WDLB (1450 AM) is a radio station broadcasting a classic hits format. Licensed to Marshfield, Wisconsin, United States, the station serves the Wausau-Stevens Point area, and features programing from ABC News Radio.

==History==
The station signed on February 2, 1947, and has broadcast from the same location at 1710 North Central Avenue since the beginning, initially with 250 watts, later increasing to 1 kW from a transmitter located in back of the building. The Call Letters stand for "Wisconsin's Dairy Land Broadcasting" for the original owners, serving the Marshfield community with News, Sports, and Local Information. In 1965, an FM sister station was added at 106.5 MHz. In 1976, an early morning farm program debuted, hosted by Farm Broadcaster Les Leonard, which later grew into a statewide broadcast known as "Daybreak". WDLB's music formats thru the years has varied, for many years, using "Block Programming", mostly MOR/Adult Contemporary during the day, an early evening Country music program, and Top 40 during nights and weekend hours. Owned by Goetz Broadcasting for many years, beginning in 1965. Previous owners included Clarkwood Broadcasting, the station was sold to Marathon Media in the late 1990s, then NRG Media in 2004, and then sold to Seehafer Broadcasting in June 2006, headed by Marshfield Native Don Seehafer, in a deal which also included WFHR, Wisconsin Rapids. The station currently features local programming during the morning and early afternoon hours, along with a syndicated Oldies format from Westwood One the rest of the day. WDLB has been an ABC radio affiliate since the late '60's, originally carrying ABC Contemporary Radio programming and Paul Harvey News and Commentary.

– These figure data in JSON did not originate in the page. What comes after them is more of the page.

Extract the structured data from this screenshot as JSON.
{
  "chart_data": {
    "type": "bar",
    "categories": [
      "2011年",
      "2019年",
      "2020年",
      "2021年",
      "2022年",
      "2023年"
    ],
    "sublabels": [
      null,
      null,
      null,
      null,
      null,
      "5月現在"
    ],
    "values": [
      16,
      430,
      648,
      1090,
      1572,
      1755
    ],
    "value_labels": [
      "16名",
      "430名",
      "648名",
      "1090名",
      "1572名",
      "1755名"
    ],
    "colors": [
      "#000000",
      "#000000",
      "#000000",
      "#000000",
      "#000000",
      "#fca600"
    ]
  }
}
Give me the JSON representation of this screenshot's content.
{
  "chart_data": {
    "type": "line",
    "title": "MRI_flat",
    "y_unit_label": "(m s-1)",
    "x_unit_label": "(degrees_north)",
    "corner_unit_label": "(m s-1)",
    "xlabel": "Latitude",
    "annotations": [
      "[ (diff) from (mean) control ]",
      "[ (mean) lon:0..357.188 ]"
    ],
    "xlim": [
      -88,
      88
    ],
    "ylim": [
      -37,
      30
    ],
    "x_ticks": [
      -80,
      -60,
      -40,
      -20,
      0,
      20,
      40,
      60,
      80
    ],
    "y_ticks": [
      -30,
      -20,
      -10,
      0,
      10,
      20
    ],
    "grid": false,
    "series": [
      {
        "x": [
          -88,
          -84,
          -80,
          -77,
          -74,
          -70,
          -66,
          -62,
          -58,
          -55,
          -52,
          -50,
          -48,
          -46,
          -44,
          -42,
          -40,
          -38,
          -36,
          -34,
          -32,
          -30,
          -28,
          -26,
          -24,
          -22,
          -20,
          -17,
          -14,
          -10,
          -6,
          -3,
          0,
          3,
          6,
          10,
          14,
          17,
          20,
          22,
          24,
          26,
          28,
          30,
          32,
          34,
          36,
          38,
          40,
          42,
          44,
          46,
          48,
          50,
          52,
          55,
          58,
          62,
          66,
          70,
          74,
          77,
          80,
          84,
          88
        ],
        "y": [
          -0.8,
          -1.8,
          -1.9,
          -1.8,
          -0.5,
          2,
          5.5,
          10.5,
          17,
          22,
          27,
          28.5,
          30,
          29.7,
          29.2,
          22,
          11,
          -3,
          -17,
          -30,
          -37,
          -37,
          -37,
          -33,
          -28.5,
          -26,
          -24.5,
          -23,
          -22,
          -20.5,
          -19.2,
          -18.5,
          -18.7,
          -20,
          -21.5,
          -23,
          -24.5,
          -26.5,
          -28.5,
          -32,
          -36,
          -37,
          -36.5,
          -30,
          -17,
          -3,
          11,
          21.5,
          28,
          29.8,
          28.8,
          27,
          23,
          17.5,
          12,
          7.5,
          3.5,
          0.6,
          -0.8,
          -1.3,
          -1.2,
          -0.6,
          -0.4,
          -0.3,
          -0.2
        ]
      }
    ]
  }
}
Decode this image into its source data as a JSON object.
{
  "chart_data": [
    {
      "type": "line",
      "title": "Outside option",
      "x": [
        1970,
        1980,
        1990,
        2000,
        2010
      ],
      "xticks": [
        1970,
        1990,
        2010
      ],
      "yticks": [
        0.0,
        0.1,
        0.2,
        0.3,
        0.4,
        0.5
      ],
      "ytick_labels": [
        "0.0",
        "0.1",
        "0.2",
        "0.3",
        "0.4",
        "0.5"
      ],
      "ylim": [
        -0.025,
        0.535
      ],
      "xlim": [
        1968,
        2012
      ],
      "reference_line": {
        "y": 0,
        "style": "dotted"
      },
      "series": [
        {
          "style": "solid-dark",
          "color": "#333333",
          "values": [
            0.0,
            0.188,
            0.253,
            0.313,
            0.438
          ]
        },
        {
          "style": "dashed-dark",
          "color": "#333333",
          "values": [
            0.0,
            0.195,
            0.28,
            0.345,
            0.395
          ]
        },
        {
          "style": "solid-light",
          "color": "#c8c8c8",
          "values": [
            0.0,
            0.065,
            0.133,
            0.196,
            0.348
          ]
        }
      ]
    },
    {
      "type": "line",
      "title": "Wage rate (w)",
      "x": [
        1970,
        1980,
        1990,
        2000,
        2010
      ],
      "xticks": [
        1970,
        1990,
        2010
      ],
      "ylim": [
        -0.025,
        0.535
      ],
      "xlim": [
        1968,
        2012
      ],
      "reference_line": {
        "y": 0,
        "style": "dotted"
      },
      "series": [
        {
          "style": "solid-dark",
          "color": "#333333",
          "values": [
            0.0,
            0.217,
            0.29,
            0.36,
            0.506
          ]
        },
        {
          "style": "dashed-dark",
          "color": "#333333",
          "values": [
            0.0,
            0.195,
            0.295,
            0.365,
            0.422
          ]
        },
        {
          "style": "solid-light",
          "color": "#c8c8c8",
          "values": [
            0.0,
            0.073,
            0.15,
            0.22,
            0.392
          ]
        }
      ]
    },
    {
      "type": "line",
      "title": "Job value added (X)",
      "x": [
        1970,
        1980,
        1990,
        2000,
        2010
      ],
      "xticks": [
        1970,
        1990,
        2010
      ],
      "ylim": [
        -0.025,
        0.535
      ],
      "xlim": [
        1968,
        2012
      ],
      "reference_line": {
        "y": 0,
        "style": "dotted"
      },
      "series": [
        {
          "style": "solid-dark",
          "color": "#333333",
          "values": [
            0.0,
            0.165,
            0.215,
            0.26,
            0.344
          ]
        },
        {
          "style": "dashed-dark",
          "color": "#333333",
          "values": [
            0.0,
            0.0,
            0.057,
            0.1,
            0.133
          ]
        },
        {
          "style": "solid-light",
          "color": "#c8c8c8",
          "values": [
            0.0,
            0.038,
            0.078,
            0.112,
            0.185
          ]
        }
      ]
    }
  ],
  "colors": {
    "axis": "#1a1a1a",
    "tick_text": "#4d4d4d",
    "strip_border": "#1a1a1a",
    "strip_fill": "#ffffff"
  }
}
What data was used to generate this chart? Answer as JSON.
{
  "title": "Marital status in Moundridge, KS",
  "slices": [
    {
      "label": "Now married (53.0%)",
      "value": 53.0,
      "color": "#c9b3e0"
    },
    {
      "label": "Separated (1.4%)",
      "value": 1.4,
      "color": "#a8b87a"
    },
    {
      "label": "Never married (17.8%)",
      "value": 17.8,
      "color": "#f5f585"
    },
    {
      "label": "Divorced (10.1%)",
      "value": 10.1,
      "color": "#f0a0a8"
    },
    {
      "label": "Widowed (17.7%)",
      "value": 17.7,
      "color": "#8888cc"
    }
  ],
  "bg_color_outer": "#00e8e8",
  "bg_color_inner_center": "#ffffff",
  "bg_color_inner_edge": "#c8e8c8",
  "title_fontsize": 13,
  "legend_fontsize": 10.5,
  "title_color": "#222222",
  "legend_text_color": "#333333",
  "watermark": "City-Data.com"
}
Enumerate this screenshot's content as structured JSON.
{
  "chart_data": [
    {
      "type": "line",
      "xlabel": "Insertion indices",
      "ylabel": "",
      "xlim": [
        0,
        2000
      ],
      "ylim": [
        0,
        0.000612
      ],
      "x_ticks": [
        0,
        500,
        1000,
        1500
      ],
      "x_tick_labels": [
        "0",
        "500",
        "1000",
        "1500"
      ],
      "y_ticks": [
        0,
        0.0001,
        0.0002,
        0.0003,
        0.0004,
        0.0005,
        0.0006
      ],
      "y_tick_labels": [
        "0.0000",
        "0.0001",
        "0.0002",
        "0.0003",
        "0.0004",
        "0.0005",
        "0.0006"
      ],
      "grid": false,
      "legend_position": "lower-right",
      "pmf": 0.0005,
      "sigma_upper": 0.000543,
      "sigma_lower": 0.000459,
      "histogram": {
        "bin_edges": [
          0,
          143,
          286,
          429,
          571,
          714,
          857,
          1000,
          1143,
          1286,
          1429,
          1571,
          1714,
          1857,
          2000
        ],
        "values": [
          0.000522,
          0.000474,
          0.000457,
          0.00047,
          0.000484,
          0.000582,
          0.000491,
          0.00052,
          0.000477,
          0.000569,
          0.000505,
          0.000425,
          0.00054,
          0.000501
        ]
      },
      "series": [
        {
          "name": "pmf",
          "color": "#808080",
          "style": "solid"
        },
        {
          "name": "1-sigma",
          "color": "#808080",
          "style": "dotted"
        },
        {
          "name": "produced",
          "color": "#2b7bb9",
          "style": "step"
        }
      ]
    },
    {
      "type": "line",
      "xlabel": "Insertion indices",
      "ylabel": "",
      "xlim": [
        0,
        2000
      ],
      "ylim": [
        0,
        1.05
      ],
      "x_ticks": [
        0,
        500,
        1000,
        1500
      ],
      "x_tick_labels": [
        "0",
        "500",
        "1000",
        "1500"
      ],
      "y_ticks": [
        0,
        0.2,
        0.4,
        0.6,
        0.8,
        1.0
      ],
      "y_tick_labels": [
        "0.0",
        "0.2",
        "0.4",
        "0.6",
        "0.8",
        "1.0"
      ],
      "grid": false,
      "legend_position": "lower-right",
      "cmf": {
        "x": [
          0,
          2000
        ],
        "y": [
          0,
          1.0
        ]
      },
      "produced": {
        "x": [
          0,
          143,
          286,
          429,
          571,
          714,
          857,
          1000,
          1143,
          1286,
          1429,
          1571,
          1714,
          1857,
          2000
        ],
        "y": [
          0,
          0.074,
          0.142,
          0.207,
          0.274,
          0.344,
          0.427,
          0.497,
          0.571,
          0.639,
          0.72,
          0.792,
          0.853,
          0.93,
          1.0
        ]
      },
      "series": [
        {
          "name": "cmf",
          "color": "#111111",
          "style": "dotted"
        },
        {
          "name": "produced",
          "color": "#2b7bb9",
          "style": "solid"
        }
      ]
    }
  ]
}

Notable personalities that started their careers at WDLB, include former MTV executive Jeff Rowe, using the moniker "Dallas Cole" and National Voice Artist Scott Chapin, under the name "Todd Simon".

The station is currently owned by Kevin Grap, through licensee Central Wisconsin Broadcasting, Inc., which acquired WDLB, translator W254DL, and sister station WOSQ from Seehafer Broadcasting effective February 15, 2022, for $250,000.